Paul Gross Fresno CA, Founder of Hocus Pocus Magic shop has died

Paul Gross Fresno CA, Founder of Hocus Pocus Online Magic Store has died

Paul Gross Death – Paul Gross, a native of Fresno, California, and a professional magician and the founder of Hocus Pocus Magic shop has passed away. He was announced dead in a social media post that read “Dear Friends and Family of Paul Gross, It is with great sadness and heavy hearts we announce the passing of our beloved husband and father, Paul. We know Paul had such a huge impact on so many people, and his larger than life personality will be missed by all who knew him.”

Who was Paul Gross?

Paul Gross was a native of Fresno, California and the founder of Hocus Pocus Magic shop opened in 1976 in Fresno. With the opening of the online Hocus Pocus Magic Shop in 1997, Paul and his wife Betty were able to introduce magic to a far wider audience than they had previously imagined. The true start of this tale, however, came in October 1960 when Paul Gross, then five years old, saw the first Magic Land of Allakazam program on television.

Paul had a childhood fascination with magic tricks and began performing professionally for clubs, schools, and any other available location when he was a teenager. Paul was touring the United States as a twenty-year-old performing corporate events for one of the biggest banks in the world. Then, in 1976, he launched the first Hocus Pocus Magic Shop; to make it profitable, he had to sell $100 a day, which he did.

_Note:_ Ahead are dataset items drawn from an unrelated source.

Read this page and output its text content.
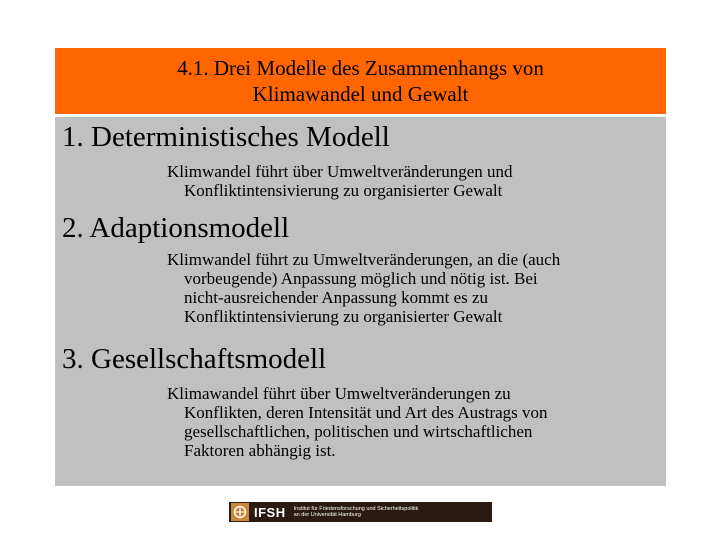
4.1. Drei Modelle des Zusammenhangs von
Klimawandel und Gewalt
1. Deterministisches Modell
Klimwandel führt über Umweltveränderungen und
Konfliktintensivierung zu organisierter Gewalt
2. Adaptionsmodell
Klimwandel führt zu Umweltveränderungen, an die (auch
vorbeugende) Anpassung möglich und nötig ist. Bei
nicht-ausreichender Anpassung kommt es zu
Konfliktintensivierung zu organisierter Gewalt
3. Gesellschaftsmodell
Klimawandel führt über Umweltveränderungen zu
Konflikten, deren Intensität und Art des Austrags von
gesellschaftlichen, politischen und wirtschaftlichen
Faktoren abhängig ist.
IFSH Institut für Friedensforschung und Sicherheitspolitik
an der Universität Hamburg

After founding the Shop, Paul kept up his professional performance career for decades, developing his close-up and stage magic. Paul enjoys talking about effects and illusions with today’s working professionals, amateurs, and collectors since he has firsthand experience with magic. In 1997, Paul and his Betty launched the online Hocus Pocus.

About Paul Gross

Paul hosted lectures, swap meets, and magic club meetings at his company, as if he wasn’t already overly busy. Dreams come true when it comes to his enormous dealer booths at magic conventions, where he showcased and marketed everything from small finger tricks to elaborate stage illusions. He adored the doves, silks, tubes, boxes, and flowers that he had saw his heroes utilize.

Occasionally, he would put on a full-length performance utilizing the best equipment manufactured by well-known artists like Abbott Magic, Norm Nielsen, Richard Hughes, Owen Magic Supreme, and others. His favorite illusion—the Hindu Basket—was how he would always end his performance. Straight-shooting and unafraid to voice his opinions, Paul occasionally did so in loud, profanity-filled tones.

However, beneath his somewhat rough demeanor lay a golden heart. He frequently gave the Magic Castle Library innumerable volumes. When Mark Wilson, his idol and close friend, ran the Castle’s Magic University, he gave free props and equipment to the institution. Paul enjoyed gardening and spending time with his grandchildren when he wasn’t in “business mode.”

Paul Gross’ obituary and funeral arrangements will be released by the family at a later date.